CM Yogi Orders Mandatory CPR Training for UP Police, Home Guards
Synopsis
Key Takeaways
Context
Addressing officials, CM Yogi Adityanath stated, 'police va homeguard ka jawan samaj ka first responder hota hai' ('a police or Home Guard jawan is society's first responder'). He underlined that in any incident, these personnel are the first to reach a victim, making it essential that they are equipped with life-saving skills. The Chief Minister specifically called for CPR (cardiopulmonary resuscitation) and first-aid training to be made compulsory across the force.
The instruction signals a deliberate push to upgrade the emergency-response capabilities of Uttar Pradesh's frontline security forces beyond conventional law-and-order duties, embedding a public-health dimension into their core training mandate.
Policy Backdrop
Uttar Pradesh Police has been the subject of sustained modernisation efforts since 2018, when the state government launched a programme mandating physical and skills training for constables. Between 2020 and 2023, the state conducted what was then its largest-ever police constable recruitment, filling over 60,000 posts through computer-based testing designed to ensure transparency and reduce litigation.
The Home Guards, an auxiliary volunteer force deployed alongside regular police for crowd management, disaster relief, and first-response duties, have historically received less structured training compared to regular constables. The Chief Minister's latest directive seeks to close that gap by bringing Home Guard jawans under the same first-aid training framework.
Successive state budgets have allocated funds for police training infrastructure, and the emphasis on health-skill modules such as CPR fits within a broader pattern of linking improved first-response capabilities to Uttar Pradesh's law-and-order agenda.
Stakeholders and Impact
The directive directly affects tens of thousands of serving police personnel and Home Guard volunteers across Uttar Pradesh, one of India's most populous states. For ordinary citizens, the practical implication is that the officer or jawan who arrives first at the scene of a road accident, a medical emergency, or a public incident will be trained to administer basic life-saving intervention before paramedics reach.

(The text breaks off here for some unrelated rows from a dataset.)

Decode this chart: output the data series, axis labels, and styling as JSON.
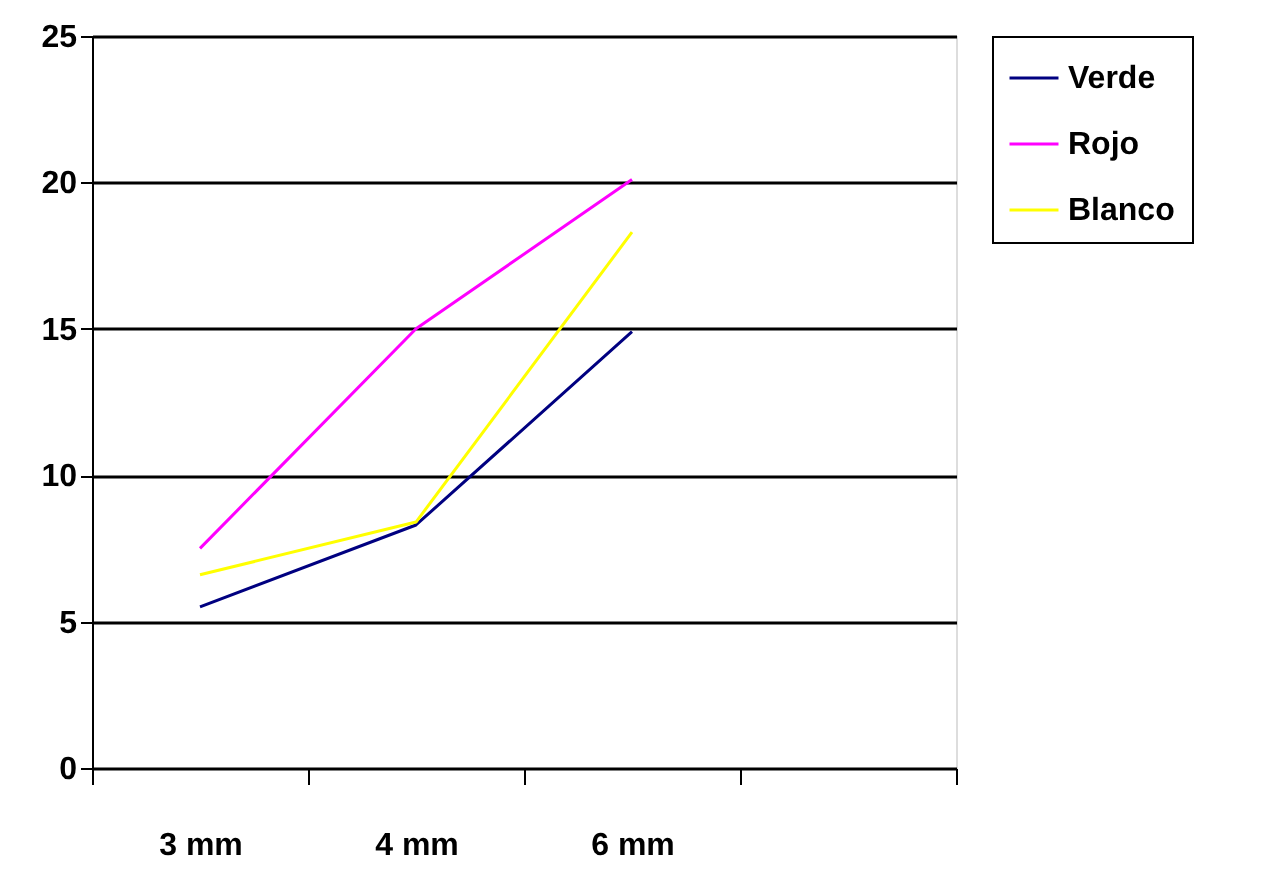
{
  "chart_data": {
    "type": "line",
    "categories": [
      "3 mm",
      "4 mm",
      "6 mm",
      null
    ],
    "series": [
      {
        "name": "Verde",
        "color": "#000080",
        "values": [
          5.5,
          8.3,
          14.9,
          null
        ]
      },
      {
        "name": "Rojo",
        "color": "#ff00ff",
        "values": [
          7.5,
          15.0,
          20.1,
          null
        ]
      },
      {
        "name": "Blanco",
        "color": "#ffff00",
        "values": [
          6.6,
          8.4,
          18.3,
          null
        ]
      }
    ],
    "ylim": [
      0,
      25
    ],
    "yticks": [
      0,
      5,
      10,
      15,
      20,
      25
    ],
    "grid": "y",
    "legend": "right",
    "marker": "none",
    "line_style": "solid"
  }
}
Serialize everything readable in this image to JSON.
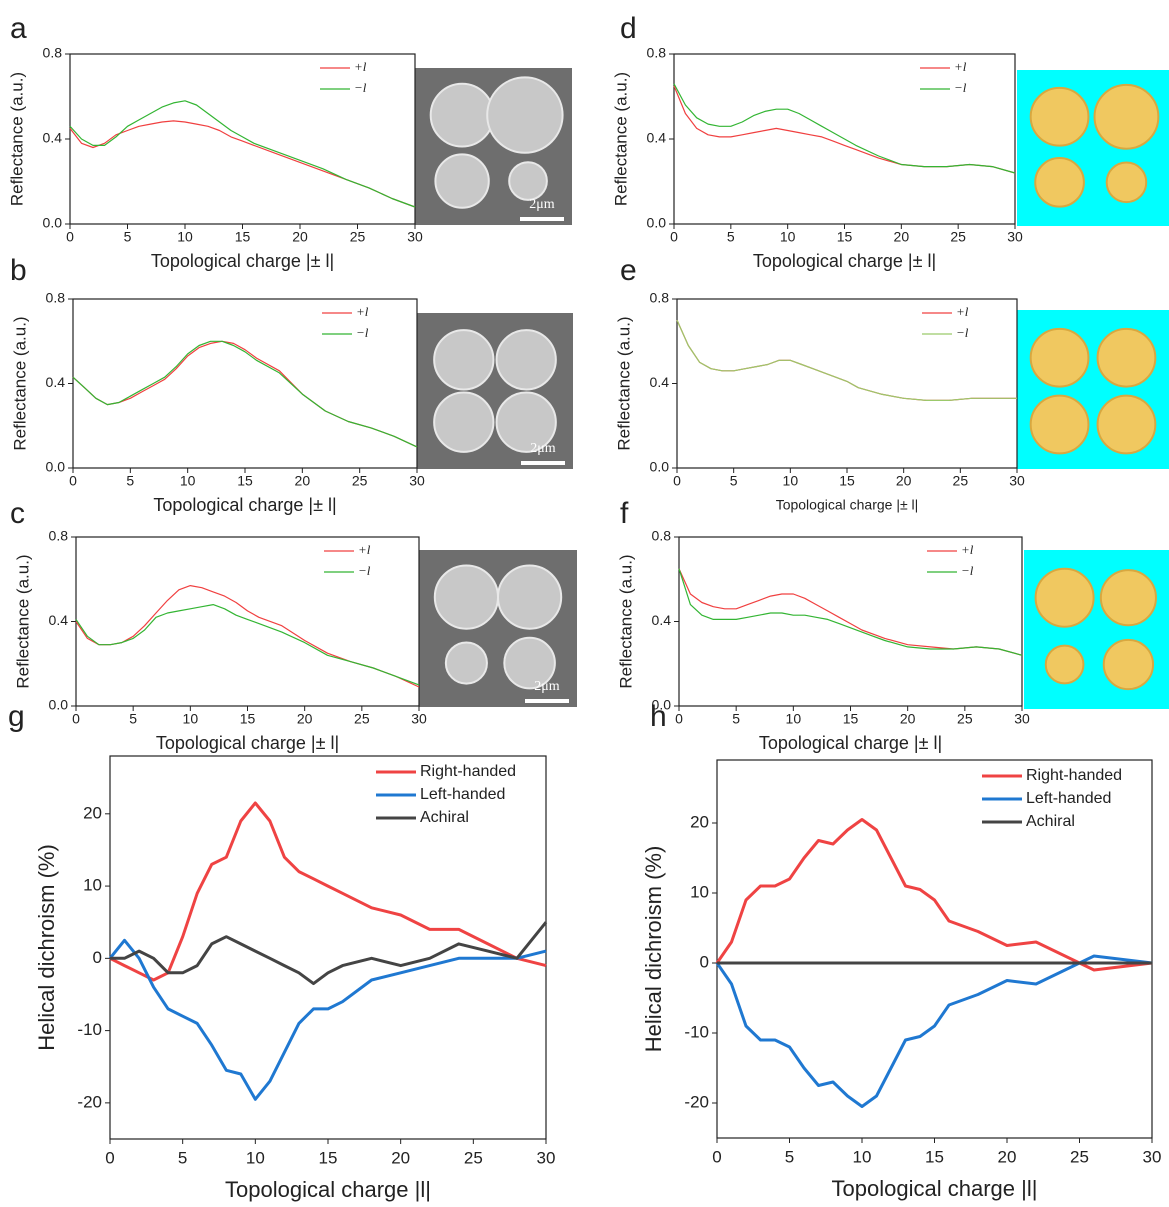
{
  "chart_data": [
    {
      "type": "line",
      "label": "a",
      "xlabel": "Topological charge |± l|",
      "ylabel": "Reflectance (a.u.)",
      "legend": "upper right",
      "scale_bar": "2μm",
      "x": [
        0,
        1,
        2,
        3,
        4,
        5,
        6,
        7,
        8,
        9,
        10,
        11,
        12,
        13,
        14,
        15,
        16,
        18,
        20,
        22,
        24,
        26,
        28,
        30
      ],
      "series": [
        {
          "name": "+l",
          "color": "#f04040",
          "values": [
            0.45,
            0.38,
            0.36,
            0.38,
            0.42,
            0.44,
            0.46,
            0.47,
            0.48,
            0.485,
            0.48,
            0.47,
            0.46,
            0.44,
            0.41,
            0.39,
            0.37,
            0.33,
            0.29,
            0.25,
            0.21,
            0.17,
            0.12,
            0.08
          ]
        },
        {
          "name": "−l",
          "color": "#33b533",
          "values": [
            0.46,
            0.4,
            0.37,
            0.37,
            0.41,
            0.46,
            0.49,
            0.52,
            0.55,
            0.57,
            0.58,
            0.56,
            0.52,
            0.48,
            0.44,
            0.41,
            0.38,
            0.34,
            0.3,
            0.26,
            0.21,
            0.17,
            0.12,
            0.08
          ]
        }
      ],
      "xlim": [
        0,
        30
      ],
      "ylim": [
        0,
        0.8
      ],
      "xticks": [
        0,
        5,
        10,
        15,
        20,
        25,
        30
      ],
      "yticks": [
        {
          "value": 0,
          "label": "0.0"
        },
        {
          "value": 0.4,
          "label": "0.4"
        },
        {
          "value": 0.8,
          "label": "0.8"
        }
      ]
    },
    {
      "type": "line",
      "label": "b",
      "xlabel": "Topological charge |± l|",
      "ylabel": "Reflectance (a.u.)",
      "legend": "upper right",
      "scale_bar": "2μm",
      "x": [
        0,
        1,
        2,
        3,
        4,
        5,
        6,
        7,
        8,
        9,
        10,
        11,
        12,
        13,
        14,
        15,
        16,
        18,
        20,
        22,
        24,
        26,
        28,
        30
      ],
      "series": [
        {
          "name": "+l",
          "color": "#f04040",
          "values": [
            0.43,
            0.38,
            0.33,
            0.3,
            0.31,
            0.33,
            0.36,
            0.39,
            0.42,
            0.47,
            0.53,
            0.57,
            0.59,
            0.6,
            0.59,
            0.56,
            0.52,
            0.46,
            0.35,
            0.27,
            0.22,
            0.19,
            0.15,
            0.1
          ]
        },
        {
          "name": "−l",
          "color": "#33b533",
          "values": [
            0.43,
            0.38,
            0.33,
            0.3,
            0.31,
            0.34,
            0.37,
            0.4,
            0.43,
            0.48,
            0.54,
            0.58,
            0.6,
            0.6,
            0.58,
            0.55,
            0.51,
            0.45,
            0.35,
            0.27,
            0.22,
            0.19,
            0.15,
            0.1
          ]
        }
      ],
      "xlim": [
        0,
        30
      ],
      "ylim": [
        0,
        0.8
      ],
      "xticks": [
        0,
        5,
        10,
        15,
        20,
        25,
        30
      ],
      "yticks": [
        {
          "value": 0,
          "label": "0.0"
        },
        {
          "value": 0.4,
          "label": "0.4"
        },
        {
          "value": 0.8,
          "label": "0.8"
        }
      ]
    },
    {
      "type": "line",
      "label": "c",
      "xlabel": "Topological charge |± l|",
      "ylabel": "Reflectance (a.u.)",
      "legend": "upper right",
      "scale_bar": "2μm",
      "x": [
        0,
        1,
        2,
        3,
        4,
        5,
        6,
        7,
        8,
        9,
        10,
        11,
        12,
        13,
        14,
        15,
        16,
        18,
        20,
        22,
        24,
        26,
        28,
        30
      ],
      "series": [
        {
          "name": "+l",
          "color": "#f04040",
          "values": [
            0.4,
            0.32,
            0.29,
            0.29,
            0.3,
            0.33,
            0.38,
            0.44,
            0.5,
            0.55,
            0.57,
            0.56,
            0.54,
            0.52,
            0.49,
            0.45,
            0.42,
            0.38,
            0.31,
            0.25,
            0.21,
            0.18,
            0.14,
            0.09
          ]
        },
        {
          "name": "−l",
          "color": "#33b533",
          "values": [
            0.41,
            0.33,
            0.29,
            0.29,
            0.3,
            0.32,
            0.36,
            0.42,
            0.44,
            0.45,
            0.46,
            0.47,
            0.48,
            0.46,
            0.43,
            0.41,
            0.39,
            0.35,
            0.3,
            0.24,
            0.21,
            0.18,
            0.14,
            0.1
          ]
        }
      ],
      "xlim": [
        0,
        30
      ],
      "ylim": [
        0,
        0.8
      ],
      "xticks": [
        0,
        5,
        10,
        15,
        20,
        25,
        30
      ],
      "yticks": [
        {
          "value": 0,
          "label": "0.0"
        },
        {
          "value": 0.4,
          "label": "0.4"
        },
        {
          "value": 0.8,
          "label": "0.8"
        }
      ]
    },
    {
      "type": "line",
      "label": "d",
      "xlabel": "Topological charge |± l|",
      "ylabel": "Reflectance (a.u.)",
      "legend": "upper right",
      "x": [
        0,
        1,
        2,
        3,
        4,
        5,
        6,
        7,
        8,
        9,
        10,
        11,
        12,
        13,
        14,
        15,
        16,
        18,
        20,
        22,
        24,
        26,
        28,
        30
      ],
      "series": [
        {
          "name": "+l",
          "color": "#f04040",
          "values": [
            0.65,
            0.52,
            0.45,
            0.42,
            0.41,
            0.41,
            0.42,
            0.43,
            0.44,
            0.45,
            0.44,
            0.43,
            0.42,
            0.41,
            0.39,
            0.37,
            0.35,
            0.31,
            0.28,
            0.27,
            0.27,
            0.28,
            0.27,
            0.24
          ]
        },
        {
          "name": "−l",
          "color": "#33b533",
          "values": [
            0.66,
            0.56,
            0.5,
            0.47,
            0.46,
            0.46,
            0.48,
            0.51,
            0.53,
            0.54,
            0.54,
            0.52,
            0.49,
            0.46,
            0.43,
            0.4,
            0.37,
            0.32,
            0.28,
            0.27,
            0.27,
            0.28,
            0.27,
            0.24
          ]
        }
      ],
      "xlim": [
        0,
        30
      ],
      "ylim": [
        0,
        0.8
      ],
      "xticks": [
        0,
        5,
        10,
        15,
        20,
        25,
        30
      ],
      "yticks": [
        {
          "value": 0,
          "label": "0.0"
        },
        {
          "value": 0.4,
          "label": "0.4"
        },
        {
          "value": 0.8,
          "label": "0.8"
        }
      ]
    },
    {
      "type": "line",
      "label": "e",
      "xlabel": "Topological charge |± l|",
      "ylabel": "Reflectance (a.u.)",
      "legend": "upper right",
      "x": [
        0,
        1,
        2,
        3,
        4,
        5,
        6,
        7,
        8,
        9,
        10,
        11,
        12,
        13,
        14,
        15,
        16,
        18,
        20,
        22,
        24,
        26,
        28,
        30
      ],
      "series": [
        {
          "name": "+l",
          "color": "#f04040",
          "values": [
            0.7,
            0.58,
            0.5,
            0.47,
            0.46,
            0.46,
            0.47,
            0.48,
            0.49,
            0.51,
            0.51,
            0.49,
            0.47,
            0.45,
            0.43,
            0.41,
            0.38,
            0.35,
            0.33,
            0.32,
            0.32,
            0.33,
            0.33,
            0.33
          ]
        },
        {
          "name": "−l",
          "color": "#9bc96b",
          "values": [
            0.7,
            0.58,
            0.5,
            0.47,
            0.46,
            0.46,
            0.47,
            0.48,
            0.49,
            0.51,
            0.51,
            0.49,
            0.47,
            0.45,
            0.43,
            0.41,
            0.38,
            0.35,
            0.33,
            0.32,
            0.32,
            0.33,
            0.33,
            0.33
          ]
        }
      ],
      "xlim": [
        0,
        30
      ],
      "ylim": [
        0,
        0.8
      ],
      "xticks": [
        0,
        5,
        10,
        15,
        20,
        25,
        30
      ],
      "yticks": [
        {
          "value": 0,
          "label": "0.0"
        },
        {
          "value": 0.4,
          "label": "0.4"
        },
        {
          "value": 0.8,
          "label": "0.8"
        }
      ]
    },
    {
      "type": "line",
      "label": "f",
      "xlabel": "Topological charge |± l|",
      "ylabel": "Reflectance (a.u.)",
      "legend": "upper right",
      "x": [
        0,
        1,
        2,
        3,
        4,
        5,
        6,
        7,
        8,
        9,
        10,
        11,
        12,
        13,
        14,
        15,
        16,
        18,
        20,
        22,
        24,
        26,
        28,
        30
      ],
      "series": [
        {
          "name": "+l",
          "color": "#f04040",
          "values": [
            0.65,
            0.53,
            0.49,
            0.47,
            0.46,
            0.46,
            0.48,
            0.5,
            0.52,
            0.53,
            0.53,
            0.51,
            0.48,
            0.45,
            0.42,
            0.39,
            0.36,
            0.32,
            0.29,
            0.28,
            0.27,
            0.28,
            0.27,
            0.24
          ]
        },
        {
          "name": "−l",
          "color": "#33b533",
          "values": [
            0.65,
            0.48,
            0.43,
            0.41,
            0.41,
            0.41,
            0.42,
            0.43,
            0.44,
            0.44,
            0.43,
            0.43,
            0.42,
            0.41,
            0.39,
            0.37,
            0.35,
            0.31,
            0.28,
            0.27,
            0.27,
            0.28,
            0.27,
            0.24
          ]
        }
      ],
      "xlim": [
        0,
        30
      ],
      "ylim": [
        0,
        0.8
      ],
      "xticks": [
        0,
        5,
        10,
        15,
        20,
        25,
        30
      ],
      "yticks": [
        {
          "value": 0,
          "label": "0.0"
        },
        {
          "value": 0.4,
          "label": "0.4"
        },
        {
          "value": 0.8,
          "label": "0.8"
        }
      ]
    },
    {
      "type": "line",
      "label": "g",
      "xlabel": "Topological charge |l|",
      "ylabel": "Helical dichroism (%)",
      "legend": "upper right",
      "x": [
        0,
        1,
        2,
        3,
        4,
        5,
        6,
        7,
        8,
        9,
        10,
        11,
        12,
        13,
        14,
        15,
        16,
        18,
        20,
        22,
        24,
        26,
        28,
        30
      ],
      "series": [
        {
          "name": "Right-handed",
          "color": "#ef4343",
          "values": [
            0,
            -1,
            -2,
            -3,
            -2,
            3,
            9,
            13,
            14,
            19,
            21.5,
            19,
            14,
            12,
            11,
            10,
            9,
            7,
            6,
            4,
            4,
            2,
            0,
            -1
          ]
        },
        {
          "name": "Left-handed",
          "color": "#1f78d1",
          "values": [
            0,
            2.5,
            0,
            -4,
            -7,
            -8,
            -9,
            -12,
            -15.5,
            -16,
            -19.5,
            -17,
            -13,
            -9,
            -7,
            -7,
            -6,
            -3,
            -2,
            -1,
            0,
            0,
            0,
            1
          ]
        },
        {
          "name": "Achiral",
          "color": "#444444",
          "values": [
            0,
            0,
            1,
            0,
            -2,
            -2,
            -1,
            2,
            3,
            2,
            1,
            0,
            -1,
            -2,
            -3.5,
            -2,
            -1,
            0,
            -1,
            0,
            2,
            1,
            0,
            5
          ]
        }
      ],
      "xlim": [
        0,
        30
      ],
      "ylim": [
        -25,
        28
      ],
      "xticks": [
        0,
        5,
        10,
        15,
        20,
        25,
        30
      ],
      "yticks": [
        -20,
        -10,
        0,
        10,
        20
      ]
    },
    {
      "type": "line",
      "label": "h",
      "xlabel": "Topological charge |l|",
      "ylabel": "Helical dichroism (%)",
      "legend": "upper right",
      "x": [
        0,
        1,
        2,
        3,
        4,
        5,
        6,
        7,
        8,
        9,
        10,
        11,
        12,
        13,
        14,
        15,
        16,
        18,
        20,
        22,
        24,
        26,
        28,
        30
      ],
      "series": [
        {
          "name": "Right-handed",
          "color": "#ef4343",
          "values": [
            0,
            3,
            9,
            11,
            11,
            12,
            15,
            17.5,
            17,
            19,
            20.5,
            19,
            15,
            11,
            10.5,
            9,
            6,
            4.5,
            2.5,
            3,
            1,
            -1,
            -0.5,
            0
          ]
        },
        {
          "name": "Left-handed",
          "color": "#1f78d1",
          "values": [
            0,
            -3,
            -9,
            -11,
            -11,
            -12,
            -15,
            -17.5,
            -17,
            -19,
            -20.5,
            -19,
            -15,
            -11,
            -10.5,
            -9,
            -6,
            -4.5,
            -2.5,
            -3,
            -1,
            1,
            0.5,
            0
          ]
        },
        {
          "name": "Achiral",
          "color": "#444444",
          "values": [
            0,
            0,
            0,
            0,
            0,
            0,
            0,
            0,
            0,
            0,
            0,
            0,
            0,
            0,
            0,
            0,
            0,
            0,
            0,
            0,
            0,
            0,
            0,
            0
          ]
        }
      ],
      "xlim": [
        0,
        30
      ],
      "ylim": [
        -25,
        29
      ],
      "xticks": [
        0,
        5,
        10,
        15,
        20,
        25,
        30
      ],
      "yticks": [
        -20,
        -10,
        0,
        10,
        20
      ]
    }
  ]
}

On the recruitment front, CM Yogi reviewed the ongoing enrollment process for the Home Guard and reiterated that selection must be completed with 'complete transparency, impartiality, and in a time-bound manner.' This mirrors the approach adopted during earlier large-scale police recruitment drives and is aimed at pre-empting legal challenges and public grievances over selection irregularities.
What's Next
The immediate watch-point is the rollout of structured CPR and first-aid modules within Uttar Pradesh's police training colleges and Home Guard training centres. Officials will be expected to present an implementation calendar, including which batches will be trained first and how existing personnel already in service will be covered under a refresher programme.
On the recruitment side, the publication of results and the timeline for completing the current Home Guard enrollment cycle will serve as the key transparency benchmark. If the state follows the precedent set by earlier constable recruitments, a computer-assisted, publicly auditable process is the likely model. Both tracks — training reform and transparent recruitment — will be closely watched as indicators of whether the directive translates into ground-level change.